TL'nin dolar karşısındaki değer kaybı bu yıl içinde, son 1 yılda %32 son üç yılda ise %52 seviyelerine kadar yükseldikten sonra son dönemde kayıpların bir bölümü de telafi edilmiş durumda. Son 3 yıla bakıldığında kayıp %46'ya gerilerken 1 yılda ise bu oran %13'e gerilemiş durumda. Son dönemde yaşanan değer kazançlarına karşın TL hala son 1 ve 3 yılda da gelişmekte olan ülkeler arasında dolar karşısında en çok değer kaybeden para birimlerinin başında yer alıyor. Ancak değer kazançları negatif ayrışmanın da gittikçe azalmasını sağlıyor.
Dolar/TL, geçen hafta TCMB'nin 425 baz puanlık faiz indirim kararı ardından Cumhurbaşkanı Tayyip Erdoğan'ın alışılagelenin aksine sert faiz indirimleri yerine kademeli faiz indirimi çağrısı yapmasıyla birlikte yönünü aşağı çevirmişti.
Erdoğan'ın kademeli faiz indirimi çağrısı ile birlikte hem TL'de değer kazancı hem de tahvil bono getirilerinde düşüş hızlanmıştı.
Siyasilerin faiz indirimlerindeki söylemlerinin eskiye göre daha yumuşak algılanması TL'yi desteklen bir süreç olarak ön plana çıkıyor.
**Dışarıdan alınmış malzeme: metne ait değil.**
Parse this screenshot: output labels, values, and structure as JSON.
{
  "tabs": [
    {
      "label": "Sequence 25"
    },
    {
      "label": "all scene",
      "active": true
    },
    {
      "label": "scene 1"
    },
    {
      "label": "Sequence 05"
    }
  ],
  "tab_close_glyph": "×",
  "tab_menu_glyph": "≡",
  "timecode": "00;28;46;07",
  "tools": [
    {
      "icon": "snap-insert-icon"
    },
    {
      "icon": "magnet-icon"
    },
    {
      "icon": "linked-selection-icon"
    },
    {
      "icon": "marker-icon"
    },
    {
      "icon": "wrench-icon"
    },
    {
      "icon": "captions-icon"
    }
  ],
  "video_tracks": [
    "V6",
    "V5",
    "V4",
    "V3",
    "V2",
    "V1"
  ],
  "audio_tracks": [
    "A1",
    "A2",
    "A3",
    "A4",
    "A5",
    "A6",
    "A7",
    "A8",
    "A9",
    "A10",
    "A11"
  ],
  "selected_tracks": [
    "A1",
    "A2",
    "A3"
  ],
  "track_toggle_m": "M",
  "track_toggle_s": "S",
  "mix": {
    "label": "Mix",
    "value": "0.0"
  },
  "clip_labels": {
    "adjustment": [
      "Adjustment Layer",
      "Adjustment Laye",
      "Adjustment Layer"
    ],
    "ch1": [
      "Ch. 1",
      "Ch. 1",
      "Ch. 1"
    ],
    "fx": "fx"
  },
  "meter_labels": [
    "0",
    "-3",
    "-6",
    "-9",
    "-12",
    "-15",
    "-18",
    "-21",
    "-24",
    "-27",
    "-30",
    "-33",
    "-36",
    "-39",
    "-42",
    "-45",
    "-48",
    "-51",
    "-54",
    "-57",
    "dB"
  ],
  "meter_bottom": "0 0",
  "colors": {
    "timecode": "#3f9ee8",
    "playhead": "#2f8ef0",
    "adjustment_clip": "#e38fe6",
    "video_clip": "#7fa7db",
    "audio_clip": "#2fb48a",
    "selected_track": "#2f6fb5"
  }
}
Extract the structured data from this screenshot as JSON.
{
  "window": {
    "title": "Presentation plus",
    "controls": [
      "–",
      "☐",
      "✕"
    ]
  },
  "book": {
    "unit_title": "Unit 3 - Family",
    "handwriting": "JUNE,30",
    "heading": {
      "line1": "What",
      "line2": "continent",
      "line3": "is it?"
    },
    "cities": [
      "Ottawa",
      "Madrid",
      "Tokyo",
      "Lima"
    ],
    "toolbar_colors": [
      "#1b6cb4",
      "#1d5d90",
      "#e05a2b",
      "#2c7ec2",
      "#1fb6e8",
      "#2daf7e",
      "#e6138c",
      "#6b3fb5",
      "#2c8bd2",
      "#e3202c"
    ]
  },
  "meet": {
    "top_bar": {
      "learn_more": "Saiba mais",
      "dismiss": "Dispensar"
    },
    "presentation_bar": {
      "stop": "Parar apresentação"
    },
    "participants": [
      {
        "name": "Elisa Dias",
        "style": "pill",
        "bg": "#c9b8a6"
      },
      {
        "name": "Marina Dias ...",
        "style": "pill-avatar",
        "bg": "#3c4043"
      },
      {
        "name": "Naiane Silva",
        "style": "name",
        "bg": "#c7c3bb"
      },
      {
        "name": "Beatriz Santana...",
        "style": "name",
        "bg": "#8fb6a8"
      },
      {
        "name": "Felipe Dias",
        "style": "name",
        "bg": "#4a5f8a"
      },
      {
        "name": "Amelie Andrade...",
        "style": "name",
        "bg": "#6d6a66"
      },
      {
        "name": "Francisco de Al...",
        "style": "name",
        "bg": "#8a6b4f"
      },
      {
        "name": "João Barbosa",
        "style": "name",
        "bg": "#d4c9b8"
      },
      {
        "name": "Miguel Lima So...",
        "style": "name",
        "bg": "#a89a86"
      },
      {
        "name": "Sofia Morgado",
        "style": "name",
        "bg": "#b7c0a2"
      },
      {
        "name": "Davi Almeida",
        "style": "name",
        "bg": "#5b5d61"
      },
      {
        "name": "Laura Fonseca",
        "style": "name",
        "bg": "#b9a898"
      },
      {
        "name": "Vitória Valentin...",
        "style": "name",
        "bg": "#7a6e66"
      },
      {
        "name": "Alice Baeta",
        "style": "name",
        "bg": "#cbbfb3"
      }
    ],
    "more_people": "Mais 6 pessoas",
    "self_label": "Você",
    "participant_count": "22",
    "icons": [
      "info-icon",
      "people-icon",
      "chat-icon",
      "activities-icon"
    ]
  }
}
Nitekim bugün ekonomideki gelişmelere dair düzenlediği değerlendirme toplantısında gazetecilerin sorularını yanıtlayan Hazine ve Maliye Bakanı Berat Albayrak da Türkiye'nin düşük faiz beklentisi içinde olması gerektiğini belirtti. Nihai kararın TCMB'ye ait olduğuna dikkat çeken Albayrak eeel sektörün maliyetlerinin düşmesi anlamında her türlü faiz indirimine olumlu baktığını da söylerine ekledi. TL'nin değerine ilişkin sorulara ise rakamsal bir yanıt vermese de TL'nin küresel ticarette rekabetçiliği sağlayacak bir seviyede olmasının önemli olduğunu belirtti. Portföy Başekonomisti Nilüfer Sezgin “TCMB faiziyle ilgili çok net yönlendirmeler yapmasa da indirimlerin devam edeceği mesajını aldık. Zira reel faiz açısından diğer ülkelerle farkımıza bakmak gerektiğini vurguladı. Burada da makas açık ve alan var. Sorunlu kredilerin devlet desteğiyle kurtarılmasına yeşil ışık yakmasa da, diğer ülkelerde de yaygın olarak kullanılan seküritizasyon sisteminin ve hatta bu varlıkların teminata kabul edilmesi yönteminin kullanılmasını dışlamadı. Bu da aynen kamu bankalarının son bir senede daha aktif rol oynaması gibi merkez bankasının da farklı alanlarda ekonomiye daha fazla destek verecek şekilde politika çeşitlendirmesine gidebileceği intibası uyandırıyor” dedi ve ekledi:
“Ayrıca, cari açıktaki düşüşün geçmiş krizlerden farklı olarak iç talep daralmasıyla açıklanamayacağını, burada talep koşullarından bağımsız olarak da kalıcı bir iyileşme olduğunu vurgulaması önemliydi. Bu anlamda büyüme oranı artarken de cari açığın kontrol altında kalması için rekabetçi kur vurgusu yapması, rezerv birikimi yapılmasını desteklemesi, TL'nin küresel ticarette rekabetinin korunduğu bir çerçevenin tercih edileceğine de işaret etti” dedi.
TAHVİL GİRİŞLERİ TL'Yİ DE DESTEKLİYOR
Tahvil getirileri ise TCMB faizlerinde kademeli düşüş beklentilerinin kuvvetlenmesiyle birlikte düşüşünü devam ettiriyor. En belirgin düşüş geçen hafta Cuma günü yaşandı. 2 yıllık gösterge tahvil Cuma günü yaklaşık 80 baz puan gerileyerek son işlemde %16.35 bileşik seviyesindeydi. Dün son işlem %16.10 olan tahvil faizi bugün %15.99'a kadar geriledikten sonra son işlemde %16.03 seviyesindeydi.
Gösterge 10 yıllık tahvilde ise Cuma günün düşüş 50 baz puana yaklaştı. 10 yıllık tahvilde bileşik getiri dün son işlemde %15.41, bugün ise %15.52 oldu.